There’s no point in looking back to a golden age. It’s never existed. Not since Eden. Yes, the “gates of hell” have long stood in opposition to the Church—but as Christ promised, they have never prevailed against it (Matthew 16:18). And—glorious good news!—they never will.

———————

Mathew Block is editor of The Canadian Lutheran, communications manager for Lutheran Church–Canada, and editor for the International Lutheran Council.
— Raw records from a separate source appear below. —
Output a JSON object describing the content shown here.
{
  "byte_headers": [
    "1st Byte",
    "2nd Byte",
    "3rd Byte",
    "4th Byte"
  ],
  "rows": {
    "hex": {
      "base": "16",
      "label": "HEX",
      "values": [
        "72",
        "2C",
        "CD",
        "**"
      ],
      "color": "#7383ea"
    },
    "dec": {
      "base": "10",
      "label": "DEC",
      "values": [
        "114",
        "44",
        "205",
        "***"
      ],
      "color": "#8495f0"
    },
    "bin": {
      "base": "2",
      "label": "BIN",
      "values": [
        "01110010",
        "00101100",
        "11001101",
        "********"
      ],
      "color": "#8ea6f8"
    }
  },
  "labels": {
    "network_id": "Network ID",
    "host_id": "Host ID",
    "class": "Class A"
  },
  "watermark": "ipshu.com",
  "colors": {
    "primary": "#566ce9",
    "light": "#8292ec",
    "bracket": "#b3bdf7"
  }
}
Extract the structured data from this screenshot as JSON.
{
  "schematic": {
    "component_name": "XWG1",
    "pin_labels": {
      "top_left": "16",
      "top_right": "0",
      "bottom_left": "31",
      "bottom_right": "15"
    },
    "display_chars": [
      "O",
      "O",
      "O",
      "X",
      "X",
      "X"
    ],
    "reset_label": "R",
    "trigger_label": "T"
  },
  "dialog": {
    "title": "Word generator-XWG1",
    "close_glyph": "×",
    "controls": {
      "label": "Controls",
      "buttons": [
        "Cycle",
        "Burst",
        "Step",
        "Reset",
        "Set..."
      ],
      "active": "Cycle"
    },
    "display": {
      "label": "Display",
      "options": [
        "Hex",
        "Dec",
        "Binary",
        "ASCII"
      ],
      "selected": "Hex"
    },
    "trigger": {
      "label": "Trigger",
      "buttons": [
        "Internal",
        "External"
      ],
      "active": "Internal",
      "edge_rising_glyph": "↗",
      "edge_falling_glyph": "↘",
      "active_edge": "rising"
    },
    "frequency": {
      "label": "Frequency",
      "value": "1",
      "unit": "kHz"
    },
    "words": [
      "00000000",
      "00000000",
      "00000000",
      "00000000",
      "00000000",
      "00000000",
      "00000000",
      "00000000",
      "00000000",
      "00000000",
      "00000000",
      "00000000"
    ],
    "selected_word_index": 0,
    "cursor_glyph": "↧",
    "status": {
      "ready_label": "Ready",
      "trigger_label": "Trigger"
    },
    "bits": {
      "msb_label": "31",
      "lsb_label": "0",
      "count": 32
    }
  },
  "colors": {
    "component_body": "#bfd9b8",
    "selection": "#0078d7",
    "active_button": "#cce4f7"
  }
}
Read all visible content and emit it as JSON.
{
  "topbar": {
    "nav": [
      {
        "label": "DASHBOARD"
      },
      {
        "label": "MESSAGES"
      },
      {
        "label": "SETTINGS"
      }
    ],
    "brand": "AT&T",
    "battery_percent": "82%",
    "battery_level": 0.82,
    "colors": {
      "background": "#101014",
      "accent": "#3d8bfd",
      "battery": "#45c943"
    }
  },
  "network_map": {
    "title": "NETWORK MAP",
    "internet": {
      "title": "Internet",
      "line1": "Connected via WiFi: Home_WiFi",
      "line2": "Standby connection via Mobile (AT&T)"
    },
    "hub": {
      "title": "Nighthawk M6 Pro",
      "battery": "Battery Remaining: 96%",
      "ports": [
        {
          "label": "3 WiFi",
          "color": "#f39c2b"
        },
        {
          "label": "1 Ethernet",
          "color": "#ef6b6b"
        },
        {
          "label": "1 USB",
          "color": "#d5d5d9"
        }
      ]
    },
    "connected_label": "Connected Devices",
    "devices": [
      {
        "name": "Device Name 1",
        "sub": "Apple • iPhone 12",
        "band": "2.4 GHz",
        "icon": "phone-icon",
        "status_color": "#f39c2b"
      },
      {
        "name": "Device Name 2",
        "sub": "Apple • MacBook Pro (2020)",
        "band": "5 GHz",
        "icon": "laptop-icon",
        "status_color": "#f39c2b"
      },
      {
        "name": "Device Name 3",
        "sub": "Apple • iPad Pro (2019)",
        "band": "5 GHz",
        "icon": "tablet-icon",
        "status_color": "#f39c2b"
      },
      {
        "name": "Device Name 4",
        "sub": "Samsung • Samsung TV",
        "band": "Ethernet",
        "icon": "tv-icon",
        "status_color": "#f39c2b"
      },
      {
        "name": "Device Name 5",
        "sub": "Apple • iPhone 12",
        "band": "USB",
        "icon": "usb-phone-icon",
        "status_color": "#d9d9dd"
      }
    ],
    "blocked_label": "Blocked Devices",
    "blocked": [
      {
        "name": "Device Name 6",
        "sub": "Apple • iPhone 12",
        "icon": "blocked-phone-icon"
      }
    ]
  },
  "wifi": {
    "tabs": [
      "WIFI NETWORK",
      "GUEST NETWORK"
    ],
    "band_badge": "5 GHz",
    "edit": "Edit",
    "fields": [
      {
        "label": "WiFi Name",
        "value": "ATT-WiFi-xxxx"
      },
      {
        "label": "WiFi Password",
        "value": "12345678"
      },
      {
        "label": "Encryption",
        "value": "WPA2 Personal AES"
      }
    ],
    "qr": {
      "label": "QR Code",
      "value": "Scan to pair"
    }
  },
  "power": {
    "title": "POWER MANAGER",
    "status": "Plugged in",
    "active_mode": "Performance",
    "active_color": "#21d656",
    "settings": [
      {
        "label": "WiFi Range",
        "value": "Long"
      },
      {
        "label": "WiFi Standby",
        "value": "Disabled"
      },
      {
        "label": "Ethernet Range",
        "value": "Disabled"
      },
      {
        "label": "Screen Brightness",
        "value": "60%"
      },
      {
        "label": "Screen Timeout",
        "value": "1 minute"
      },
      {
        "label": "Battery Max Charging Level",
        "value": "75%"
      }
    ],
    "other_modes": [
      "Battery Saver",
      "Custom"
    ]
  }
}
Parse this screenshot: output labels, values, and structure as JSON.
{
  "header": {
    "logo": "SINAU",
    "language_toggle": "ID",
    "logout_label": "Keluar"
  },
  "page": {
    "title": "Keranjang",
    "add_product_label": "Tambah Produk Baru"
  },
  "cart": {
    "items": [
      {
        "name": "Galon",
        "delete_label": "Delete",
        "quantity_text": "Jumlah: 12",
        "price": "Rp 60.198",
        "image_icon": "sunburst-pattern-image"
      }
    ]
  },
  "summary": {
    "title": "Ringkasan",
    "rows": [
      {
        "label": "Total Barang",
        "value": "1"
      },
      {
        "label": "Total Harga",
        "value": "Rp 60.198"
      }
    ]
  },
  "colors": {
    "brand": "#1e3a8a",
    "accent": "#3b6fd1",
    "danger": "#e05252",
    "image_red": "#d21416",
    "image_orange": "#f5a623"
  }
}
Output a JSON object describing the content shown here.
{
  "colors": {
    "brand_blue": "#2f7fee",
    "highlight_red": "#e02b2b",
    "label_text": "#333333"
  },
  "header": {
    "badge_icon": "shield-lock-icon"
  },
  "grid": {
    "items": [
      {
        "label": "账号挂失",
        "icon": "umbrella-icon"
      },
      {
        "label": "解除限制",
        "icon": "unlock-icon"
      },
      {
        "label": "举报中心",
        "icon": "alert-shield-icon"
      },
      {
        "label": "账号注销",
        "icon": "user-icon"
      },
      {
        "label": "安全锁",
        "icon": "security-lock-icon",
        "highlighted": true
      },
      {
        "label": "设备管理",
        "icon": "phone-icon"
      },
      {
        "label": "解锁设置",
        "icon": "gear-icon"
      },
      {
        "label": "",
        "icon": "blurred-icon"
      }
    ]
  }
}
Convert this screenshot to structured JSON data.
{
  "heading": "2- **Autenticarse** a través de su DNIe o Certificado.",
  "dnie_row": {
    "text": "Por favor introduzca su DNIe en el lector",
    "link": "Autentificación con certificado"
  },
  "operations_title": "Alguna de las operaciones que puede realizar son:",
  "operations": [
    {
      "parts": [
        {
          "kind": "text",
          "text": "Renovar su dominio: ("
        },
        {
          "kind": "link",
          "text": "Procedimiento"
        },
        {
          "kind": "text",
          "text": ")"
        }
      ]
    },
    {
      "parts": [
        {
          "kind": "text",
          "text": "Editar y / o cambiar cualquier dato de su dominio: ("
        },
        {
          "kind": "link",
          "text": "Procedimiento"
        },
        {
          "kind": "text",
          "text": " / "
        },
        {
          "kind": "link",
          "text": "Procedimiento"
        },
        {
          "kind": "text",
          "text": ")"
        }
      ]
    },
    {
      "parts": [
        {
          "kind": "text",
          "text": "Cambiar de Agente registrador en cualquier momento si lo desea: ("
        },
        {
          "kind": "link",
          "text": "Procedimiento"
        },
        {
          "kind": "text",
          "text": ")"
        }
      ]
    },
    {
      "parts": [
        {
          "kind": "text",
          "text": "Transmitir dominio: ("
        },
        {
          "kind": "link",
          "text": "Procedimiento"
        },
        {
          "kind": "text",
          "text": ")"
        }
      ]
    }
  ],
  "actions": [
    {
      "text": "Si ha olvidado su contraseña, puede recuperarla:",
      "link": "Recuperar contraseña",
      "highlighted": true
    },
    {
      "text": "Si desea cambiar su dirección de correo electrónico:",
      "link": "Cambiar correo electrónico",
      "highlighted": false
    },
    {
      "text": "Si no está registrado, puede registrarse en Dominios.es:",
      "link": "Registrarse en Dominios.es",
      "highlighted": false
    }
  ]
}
  • Francesco in Pennsylvania

    It’s rather ironic to speak of Canadians’ “intolerance towards traditional Christianity” considering that the Christian Europeans who colonized and built Canada were deeply intolerant of the beliefs of the indigenous peoples who had lived here for centuries. The phrase “getting a taste of one’s own medicine” comes to mind…

    • Tia Jane

      Native communities are not restricted to Christianity and are free to worship as they wish like any Canadians. We have evolved in Canada.
      I do not feel threatened by anyone to worship as I wish nor to let others do the same. That is what freedom of speak and religion is all about. We are past this thinking about a century ago. I am sure the US too has evolved. Different times.

  • reddog44

    One only has to study history to realize there never was a “golden age”. Our history is littered with wars, greed, colonization, powerful elites who subjected the people (peasants) to abuse, high taxes, slavery. Most countries engaged in warfare sometimes in each generations lifetime.
    Some refer to a “Golden Age” in 1950’s when Lutheran youth groups numbered in the hundreds. Prayer was said in public schools on a regular basis. But someone noted if it was so great, “where are they now?”

  • peters

    i been baptised, confirmed, married, had 2 children baptised, but never has anyone in the churches come forward and even tried to include me. The services are boring and it seems the Lutheran Church is stuck in th 17th century. I have started to worship again, purchased a new Bible, volunteer and feel excited about going to church again. But it isnt a Lutheran Church. I am 57 and am excited to call myself a christian. Go out and try to excite your congregations, they might come back.

    • Tia Jane

      Glad to hear you have found a new church home.
      Our Lutheran church has recently received new members from other denominations who are finding what God wants for them in our fellowship. I am excited about what is happening at my congregation. I’m so sorry your experience was not a good one. Sometimes God leads us elsewhere.

  • Tia Jane

    Our country is only as secular as we make it. I have worked in Christian settings but feel very happy right now in my secular work setting.
    When people ask “what did you do this weekend,” I begin by saying, “At Bible study yesterday we discussed….” Next thing I know we are discussing a Christian truth. People are much more interested than we might at first think; and when they aren’t, then the subject is dropped. But that same colleague know who I am, not ashamed. They know they can come to ask about staying strong when things are bad or when they need to know why my outlook is so different than others. 1 Peter 3:15-16. And…there is a season for every activity under heaven, just as Scripture says.
    We cannot keep blaming others for our weakness to talk about Christ. When we are determined to only demonstrate our faith by bashing other faiths, blaming immigration, and any other social reason instead of looking, really looking, in the mirror, we waste valuable time for the Lord’s Kingdom. Pray that God gives you an opportunity and then take it. Tell people you will pray for them. After the initial shock, they smile.